Since we're using HeatMapWithTime, we need an extra parameter: the dates for each list of lat/lon pairs. Run the next cell to create one.

In [13]:
# Generate a set of dates for this dummy data.
# Luckily for us, when you test this out for yourself, dates came with your data set.
# You don't need to write out this code, but do look it over and see if you can understand it.
from datetime import datetime, timedelta

time_index = [
    (datetime.now() + k * timedelta(1)).strftime('%Y-%m-%d') for
    k in range(len(data))
]

Finally, create the HeatMapWithTime by calling the constructor function on the data and settng the index to the set of dates you generated. Then, add it to your Map.

In [14]:
# This is the code on how to run HeatMapwithTime. Looks similar to code we saw above right?
m = folium.Map([48., 5.], zoom_start=6)

hm = HeatMapWithTime(
    data,
    index=time_index,
    auto_play=True,
)

hm.add_to(m)

m

Now try for yourself using the Berkeley `calls` data set.

The first step is to get the data into the correct format.
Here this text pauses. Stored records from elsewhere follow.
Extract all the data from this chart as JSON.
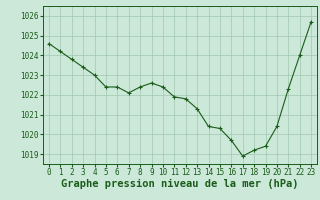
{
  "x": [
    0,
    1,
    2,
    3,
    4,
    5,
    6,
    7,
    8,
    9,
    10,
    11,
    12,
    13,
    14,
    15,
    16,
    17,
    18,
    19,
    20,
    21,
    22,
    23
  ],
  "y": [
    1024.6,
    1024.2,
    1023.8,
    1023.4,
    1023.0,
    1022.4,
    1022.4,
    1022.1,
    1022.4,
    1022.6,
    1022.4,
    1021.9,
    1021.8,
    1021.3,
    1020.4,
    1020.3,
    1019.7,
    1018.9,
    1019.2,
    1019.4,
    1020.4,
    1022.3,
    1024.0,
    1025.7
  ],
  "line_color": "#1a5c1a",
  "marker": "+",
  "marker_size": 3,
  "marker_lw": 0.8,
  "line_width": 0.8,
  "bg_color": "#cce8d8",
  "grid_color": "#a0c8b0",
  "xlabel": "Graphe pression niveau de la mer (hPa)",
  "xlabel_fontsize": 7.5,
  "xlabel_color": "#1a5c1a",
  "ylim": [
    1018.5,
    1026.5
  ],
  "yticks": [
    1019,
    1020,
    1021,
    1022,
    1023,
    1024,
    1025,
    1026
  ],
  "xticks": [
    0,
    1,
    2,
    3,
    4,
    5,
    6,
    7,
    8,
    9,
    10,
    11,
    12,
    13,
    14,
    15,
    16,
    17,
    18,
    19,
    20,
    21,
    22,
    23
  ],
  "tick_fontsize": 5.5,
  "tick_color": "#1a5c1a",
  "spine_color": "#1a5c1a"
}
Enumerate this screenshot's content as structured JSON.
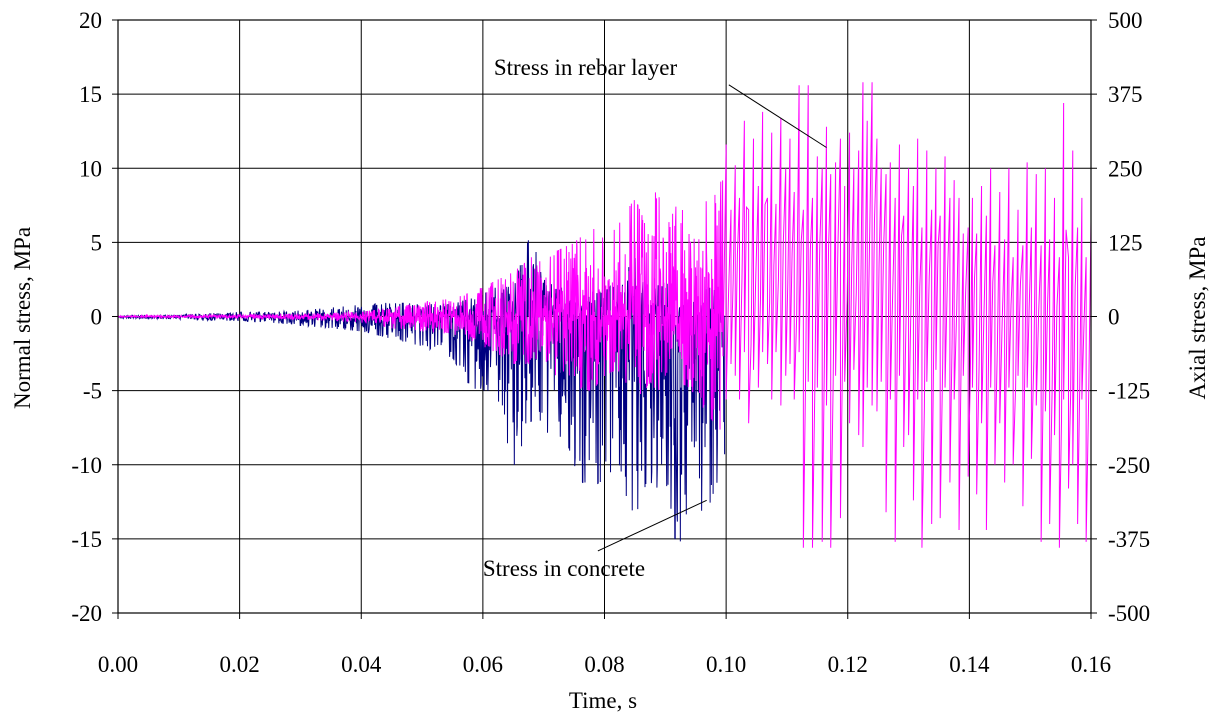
{
  "chart_data": {
    "type": "line",
    "title": "",
    "xlabel": "Time, s",
    "ylabel": "Normal stress, MPa",
    "y2label": "Axial stress, MPa",
    "xlim": [
      0,
      0.16
    ],
    "ylim": [
      -20,
      20
    ],
    "y2lim": [
      -500,
      500
    ],
    "grid": true,
    "legend": "none",
    "x_ticks": [
      "0.00",
      "0.02",
      "0.04",
      "0.06",
      "0.08",
      "0.10",
      "0.12",
      "0.14",
      "0.16"
    ],
    "y_ticks": [
      "20",
      "15",
      "10",
      "5",
      "0",
      "-5",
      "-10",
      "-15",
      "-20"
    ],
    "y2_ticks": [
      "500",
      "375",
      "250",
      "125",
      "0",
      "-125",
      "-250",
      "-375",
      "-500"
    ],
    "annotations": [
      {
        "text": "Stress in rebar layer",
        "series": "rebar",
        "label_at": [
          0.0618,
          16.3
        ],
        "arrow_to": [
          0.1165,
          11.4
        ]
      },
      {
        "text": "Stress in concrete",
        "series": "concrete",
        "label_at": [
          0.06,
          -17.5
        ],
        "arrow_to": [
          0.0968,
          -12.4
        ]
      }
    ],
    "series": [
      {
        "key": "concrete",
        "axis": "left",
        "color": "#000080",
        "envelope_x": [
          0.0,
          0.01,
          0.02,
          0.025,
          0.03,
          0.035,
          0.04,
          0.045,
          0.05,
          0.055,
          0.058,
          0.06,
          0.062,
          0.065,
          0.068,
          0.07,
          0.072,
          0.075,
          0.077,
          0.08,
          0.082,
          0.085,
          0.087,
          0.09,
          0.092,
          0.093,
          0.095,
          0.097,
          0.0995,
          0.0998
        ],
        "envelope_max": [
          0.1,
          0.1,
          0.3,
          0.3,
          0.4,
          0.6,
          0.8,
          1.0,
          0.8,
          0.9,
          1.2,
          1.5,
          2.0,
          2.0,
          5.8,
          2.5,
          2.0,
          2.5,
          1.5,
          2.0,
          2.0,
          4.0,
          1.5,
          2.5,
          1.0,
          1.0,
          1.0,
          2.0,
          1.5,
          0.0
        ],
        "envelope_min": [
          -0.1,
          -0.2,
          -0.3,
          -0.4,
          -0.6,
          -0.8,
          -1.0,
          -1.5,
          -2.0,
          -2.8,
          -4.8,
          -5.0,
          -5.0,
          -10.2,
          -7.0,
          -8.0,
          -7.5,
          -10.0,
          -11.7,
          -11.0,
          -10.0,
          -14.0,
          -11.0,
          -12.0,
          -17.0,
          -14.0,
          -14.7,
          -13.0,
          -10.0,
          -13.3
        ]
      },
      {
        "key": "rebar",
        "axis": "right",
        "color": "#FF00FF",
        "envelope_x": [
          0.0,
          0.01,
          0.02,
          0.03,
          0.04,
          0.045,
          0.05,
          0.055,
          0.058,
          0.06,
          0.062,
          0.065,
          0.068,
          0.07,
          0.072,
          0.075,
          0.078,
          0.08,
          0.082,
          0.085,
          0.087,
          0.089,
          0.09,
          0.092,
          0.094,
          0.096,
          0.098,
          0.0995
        ],
        "envelope_max": [
          1,
          2,
          3,
          5,
          8,
          15,
          25,
          30,
          40,
          50,
          60,
          75,
          100,
          90,
          110,
          125,
          150,
          130,
          150,
          200,
          150,
          240,
          150,
          200,
          150,
          180,
          220,
          230
        ],
        "envelope_min": [
          -1,
          -2,
          -3,
          -5,
          -10,
          -20,
          -25,
          -30,
          -40,
          -50,
          -60,
          -80,
          -80,
          -70,
          -100,
          -120,
          -125,
          -100,
          -90,
          -140,
          -120,
          -150,
          -100,
          -110,
          -120,
          -150,
          -180,
          -225
        ],
        "steps_x": [
          0.1,
          0.1008,
          0.1015,
          0.1022,
          0.103,
          0.1037,
          0.1045,
          0.1053,
          0.106,
          0.1068,
          0.1075,
          0.1082,
          0.109,
          0.1098,
          0.1105,
          0.1112,
          0.112,
          0.1127,
          0.1135,
          0.1142,
          0.115,
          0.1158,
          0.1165,
          0.1172,
          0.118,
          0.1188,
          0.1195,
          0.1203,
          0.121,
          0.1218,
          0.1225,
          0.1232,
          0.124,
          0.1248,
          0.1255,
          0.1263,
          0.127,
          0.1278,
          0.1285,
          0.1292,
          0.13,
          0.1308,
          0.1315,
          0.1322,
          0.133,
          0.1338,
          0.1345,
          0.1352,
          0.136,
          0.1368,
          0.1375,
          0.1383,
          0.139,
          0.1398,
          0.1405,
          0.1412,
          0.142,
          0.1428,
          0.1435,
          0.1442,
          0.145,
          0.1458,
          0.1465,
          0.1472,
          0.148,
          0.1488,
          0.1495,
          0.1502,
          0.151,
          0.1518,
          0.1525,
          0.1532,
          0.154,
          0.1548,
          0.1555,
          0.1563,
          0.157,
          0.1578,
          0.1585,
          0.1592,
          0.16
        ],
        "steps_hi": [
          290,
          180,
          255,
          200,
          330,
          180,
          300,
          220,
          345,
          200,
          310,
          190,
          335,
          250,
          300,
          210,
          390,
          180,
          390,
          200,
          270,
          250,
          320,
          240,
          260,
          300,
          220,
          310,
          250,
          280,
          395,
          330,
          395,
          300,
          250,
          240,
          260,
          200,
          290,
          170,
          250,
          220,
          300,
          150,
          280,
          180,
          250,
          170,
          270,
          200,
          230,
          200,
          140,
          150,
          200,
          140,
          220,
          170,
          250,
          120,
          210,
          130,
          250,
          100,
          180,
          120,
          260,
          150,
          240,
          120,
          250,
          130,
          200,
          100,
          360,
          100,
          280,
          150,
          200,
          100,
          160
        ],
        "steps_lo": [
          -140,
          -80,
          -100,
          -140,
          -60,
          -180,
          -90,
          -120,
          -60,
          -80,
          -140,
          -60,
          -150,
          -100,
          -80,
          -140,
          -60,
          -390,
          -110,
          -390,
          -120,
          -380,
          -150,
          -390,
          -100,
          -340,
          -110,
          -180,
          -90,
          -200,
          -220,
          -120,
          -150,
          -160,
          -110,
          -330,
          -140,
          -380,
          -100,
          -220,
          -200,
          -310,
          -140,
          -390,
          -110,
          -350,
          -90,
          -340,
          -120,
          -280,
          -140,
          -360,
          -100,
          -270,
          -120,
          -300,
          -180,
          -360,
          -120,
          -250,
          -180,
          -280,
          -120,
          -250,
          -100,
          -320,
          -120,
          -240,
          -150,
          -380,
          -160,
          -350,
          -200,
          -390,
          -140,
          -290,
          -250,
          -350,
          -140,
          -380,
          -250
        ]
      }
    ]
  }
}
Create a new Table with two columns: Date, containing the data in the calls "timestamp" column, and Location, containing the call location data you used to make your HeatMap (the stacked and transposed latitudes and longitudes).
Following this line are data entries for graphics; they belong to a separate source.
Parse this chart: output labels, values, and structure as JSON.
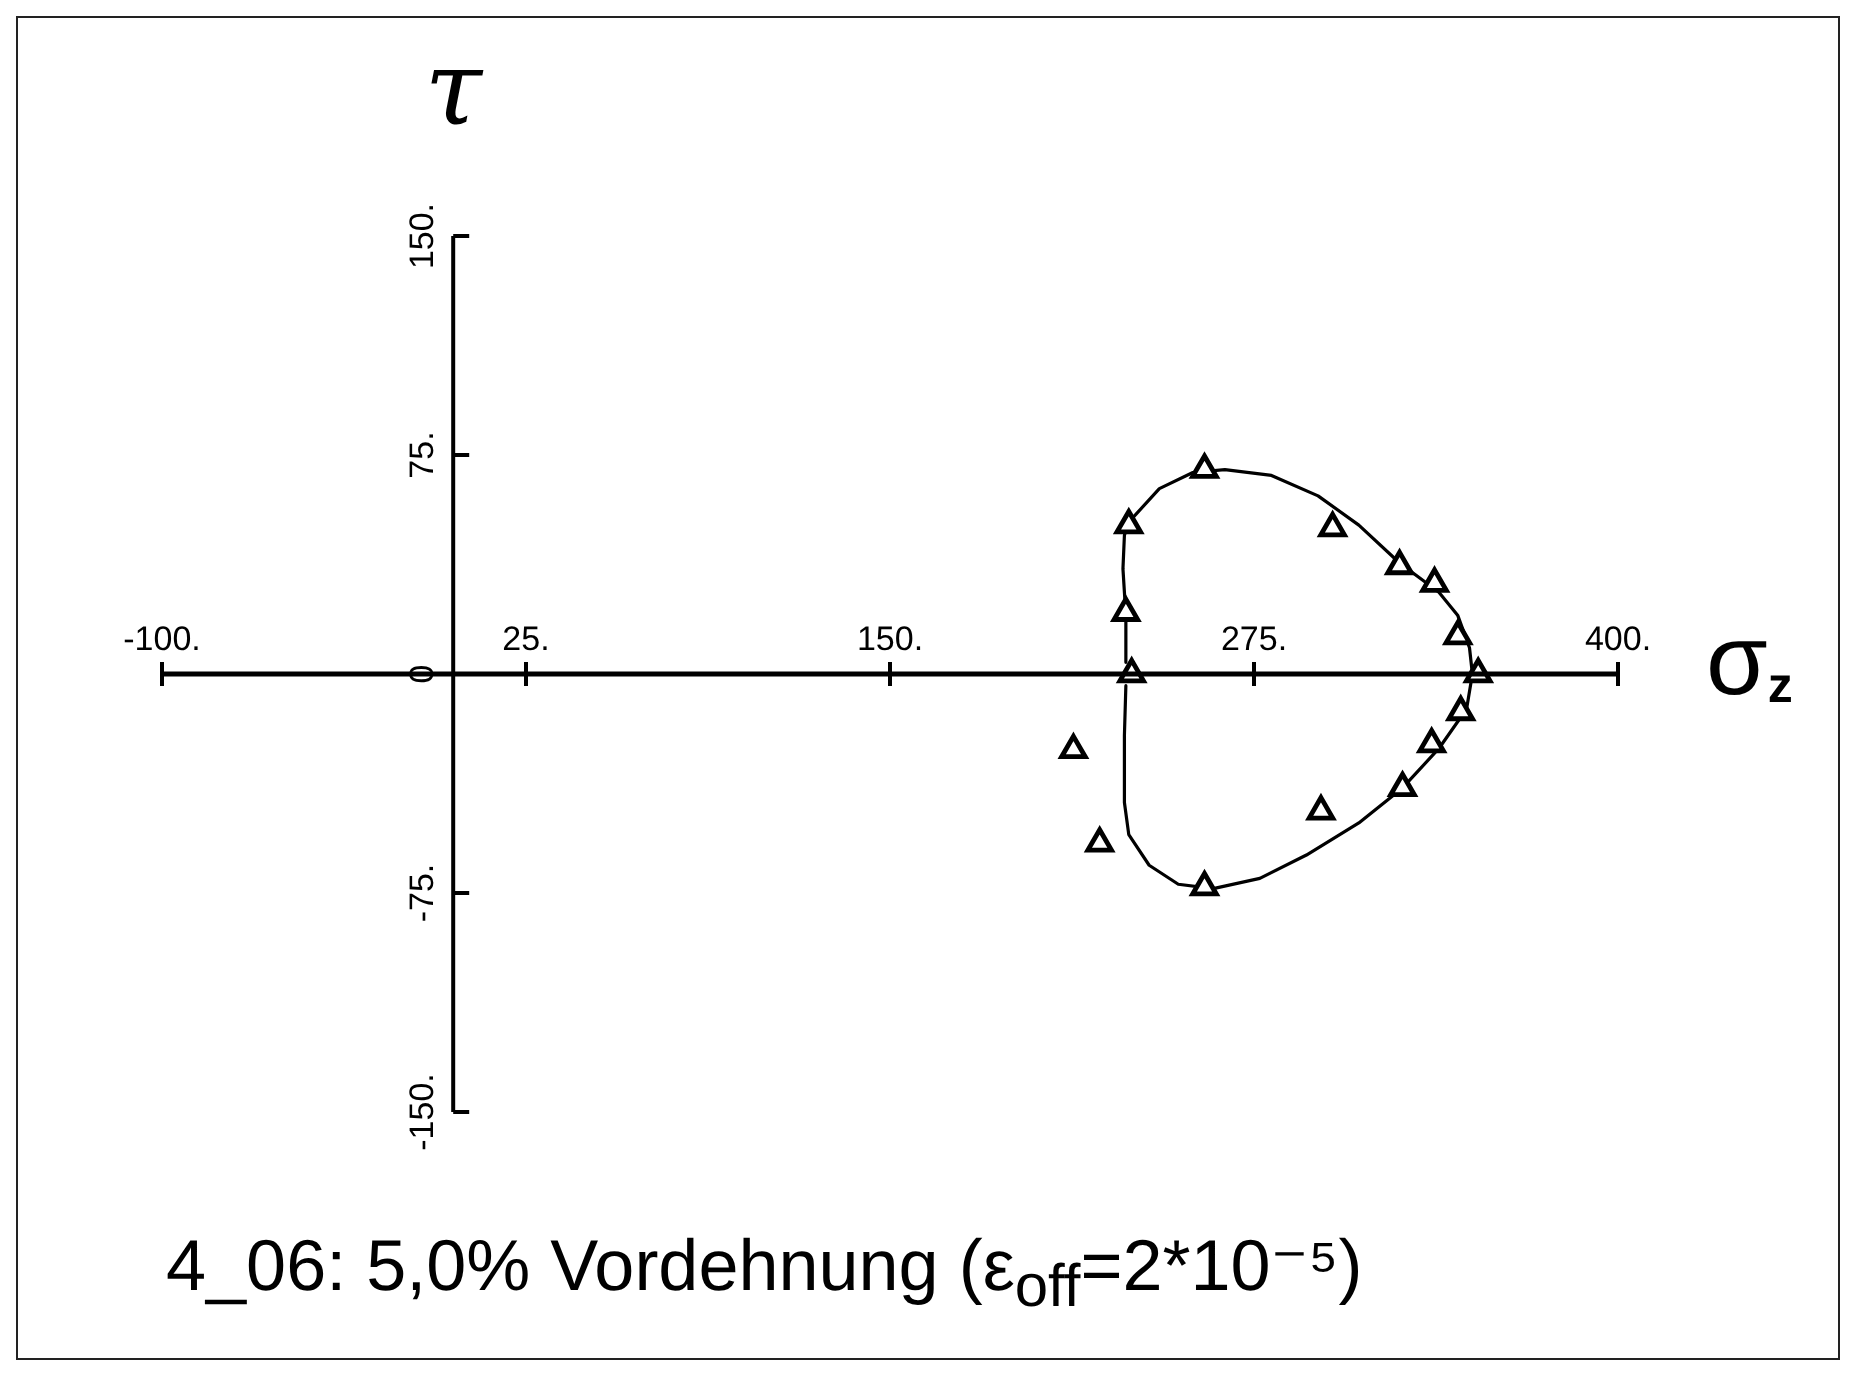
{
  "chart_data": {
    "type": "scatter",
    "title": "4_06: 5,0% Vordehnung (ε$_{off}$=2*10⁻⁵)",
    "xlabel": "σ$_{z}$",
    "ylabel": "τ",
    "xlim": [
      -100,
      400
    ],
    "ylim": [
      -150,
      150
    ],
    "xticks": [
      {
        "value": -100,
        "label": "-100."
      },
      {
        "value": 25,
        "label": "25."
      },
      {
        "value": 150,
        "label": "150."
      },
      {
        "value": 275,
        "label": "275."
      },
      {
        "value": 400,
        "label": "400."
      }
    ],
    "yticks": [
      {
        "value": -150,
        "label": "-150."
      },
      {
        "value": -75,
        "label": "-75."
      },
      0,
      {
        "value": 75,
        "label": "75."
      },
      {
        "value": 150,
        "label": "150."
      }
    ],
    "series": [
      {
        "type": "line",
        "color": "#000000",
        "marker": "none",
        "line_style": "solid",
        "x": [
          231,
          231,
          230,
          230.5,
          232,
          242.5,
          254,
          265,
          281,
          297,
          311,
          325,
          338.5,
          345,
          349,
          350,
          348,
          338.5,
          326,
          311,
          293,
          277,
          261,
          249,
          239,
          232,
          230.5,
          230.5,
          231
        ],
        "values": [
          4,
          20,
          36,
          47.5,
          52,
          63.5,
          69,
          70,
          68,
          61,
          51,
          38,
          28,
          20,
          9,
          0,
          -12,
          -25.5,
          -39,
          -51,
          -62,
          -70,
          -73.5,
          -72,
          -65.5,
          -55,
          -44,
          -21,
          -4
        ]
      },
      {
        "type": "scatter",
        "color": "#000000",
        "marker": "triangle",
        "x": [
          258,
          232,
          302,
          325,
          337,
          231,
          345,
          233,
          352,
          346,
          336,
          326,
          298,
          213,
          222,
          258
        ],
        "values": [
          70,
          51,
          50,
          37,
          31,
          21,
          13,
          0,
          0,
          -13,
          -24,
          -39,
          -47,
          -26,
          -58,
          -73
        ]
      }
    ]
  }
}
Hint: check your 1-18 lab, or the Datascience Table documentation for [creating](http://data8.org/datascience/_autosummary/datascience.tables.Table.with_columns.html#datascience.tables.Table.with_columns) and [grouping](http://data8.org/datascience/_autosummary/datascience.tables.Table.group.html) Tables. You're going to want to call `group` with the `list` function as the aggregator.

In [None]:
# Create a new table with the date and call location data, grouped by the date. 

locs_and_dates = ...
locs_and_dates.show(5)

Next, extract the dates and the grouped locations into two variables to put in your HeatMapWithTime. Note:

* HeatMapWithTime needs lists, so you'll need to convert your dates to a list using `.tolist()`
* The Table Group function converts everthing to arrays, and each array needs to be converted to a list. This is super annoying, so we've given you the code to do it. Just extract the grouped locations from the correct column and put the extracted data in the ellipses on the second line.

In [None]:
berk_dates = ...
berk_loc_by_date = [[x.tolist() for x in y] for y in ...]
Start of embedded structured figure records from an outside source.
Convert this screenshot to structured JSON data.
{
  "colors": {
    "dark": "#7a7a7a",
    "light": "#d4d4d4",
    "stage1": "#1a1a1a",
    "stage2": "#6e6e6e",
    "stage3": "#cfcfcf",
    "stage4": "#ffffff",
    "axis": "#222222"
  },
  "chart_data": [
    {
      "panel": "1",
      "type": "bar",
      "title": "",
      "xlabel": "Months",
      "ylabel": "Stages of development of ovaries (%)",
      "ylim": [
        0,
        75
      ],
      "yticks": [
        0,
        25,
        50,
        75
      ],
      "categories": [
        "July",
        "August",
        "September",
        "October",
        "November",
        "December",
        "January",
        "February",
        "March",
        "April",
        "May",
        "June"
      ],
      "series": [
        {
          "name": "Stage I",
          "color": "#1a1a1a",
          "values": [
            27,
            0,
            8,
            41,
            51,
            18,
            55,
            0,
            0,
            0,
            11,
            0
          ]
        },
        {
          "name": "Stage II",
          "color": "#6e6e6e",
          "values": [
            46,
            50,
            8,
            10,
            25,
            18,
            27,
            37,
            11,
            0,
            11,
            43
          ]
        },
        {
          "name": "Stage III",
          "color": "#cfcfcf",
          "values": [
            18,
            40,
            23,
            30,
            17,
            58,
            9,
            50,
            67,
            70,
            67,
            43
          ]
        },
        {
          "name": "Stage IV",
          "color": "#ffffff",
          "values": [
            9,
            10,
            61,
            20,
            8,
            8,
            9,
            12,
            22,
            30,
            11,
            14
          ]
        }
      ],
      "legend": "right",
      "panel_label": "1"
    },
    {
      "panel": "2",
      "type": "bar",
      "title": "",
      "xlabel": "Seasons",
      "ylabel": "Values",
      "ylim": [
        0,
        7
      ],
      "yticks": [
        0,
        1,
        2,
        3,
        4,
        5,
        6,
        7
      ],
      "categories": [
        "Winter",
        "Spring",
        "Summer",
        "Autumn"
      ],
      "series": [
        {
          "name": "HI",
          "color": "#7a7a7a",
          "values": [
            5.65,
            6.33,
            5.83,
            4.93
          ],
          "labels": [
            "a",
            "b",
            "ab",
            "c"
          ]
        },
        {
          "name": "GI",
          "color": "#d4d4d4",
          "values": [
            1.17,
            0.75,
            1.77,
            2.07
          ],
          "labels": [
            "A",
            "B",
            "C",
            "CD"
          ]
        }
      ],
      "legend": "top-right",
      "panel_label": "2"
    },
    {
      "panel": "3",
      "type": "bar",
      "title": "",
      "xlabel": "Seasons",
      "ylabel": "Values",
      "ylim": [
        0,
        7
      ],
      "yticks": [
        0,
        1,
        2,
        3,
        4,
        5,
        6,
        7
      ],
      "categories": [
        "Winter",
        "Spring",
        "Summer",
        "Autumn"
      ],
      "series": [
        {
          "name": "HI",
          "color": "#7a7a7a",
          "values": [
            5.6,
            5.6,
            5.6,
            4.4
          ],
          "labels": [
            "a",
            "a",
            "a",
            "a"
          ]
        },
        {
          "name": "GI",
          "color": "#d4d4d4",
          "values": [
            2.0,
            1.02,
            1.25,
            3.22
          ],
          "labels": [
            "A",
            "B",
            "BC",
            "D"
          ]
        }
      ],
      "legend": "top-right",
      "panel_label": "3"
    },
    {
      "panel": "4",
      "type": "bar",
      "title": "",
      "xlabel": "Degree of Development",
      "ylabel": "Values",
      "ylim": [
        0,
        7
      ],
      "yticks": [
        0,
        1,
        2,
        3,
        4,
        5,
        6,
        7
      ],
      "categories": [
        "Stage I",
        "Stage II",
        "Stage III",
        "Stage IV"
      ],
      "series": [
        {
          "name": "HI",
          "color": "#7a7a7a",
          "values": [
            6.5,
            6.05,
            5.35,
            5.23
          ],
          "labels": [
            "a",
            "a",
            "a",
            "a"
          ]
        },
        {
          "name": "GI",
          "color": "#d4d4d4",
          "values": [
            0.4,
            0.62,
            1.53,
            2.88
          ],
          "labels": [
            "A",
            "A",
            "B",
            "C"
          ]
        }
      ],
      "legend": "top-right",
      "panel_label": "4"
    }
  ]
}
Finally, create a Folium map of Berkeley, then create a [HeatMapwithTime](https://python-visualization.github.io/folium/docs-v0.5.0/plugins.html) and add it to your Berkeley map. The call looks like `HeatMapWithTime(<grouped locations>, index=<dates>`). Click the link for more documentation. And, try adding the argument `autoplay=True`.

In [None]:
#Plot the heatmap of Berkeley crime
berk_coords = ...
berk_map2 = ...


hmwt_berk = HeatMapWithTime(
    ...,
    index=...,
)

hmwt_berk.add_to(berk_map2)
berk_map2

What conclusions can you draw from this Heatmap?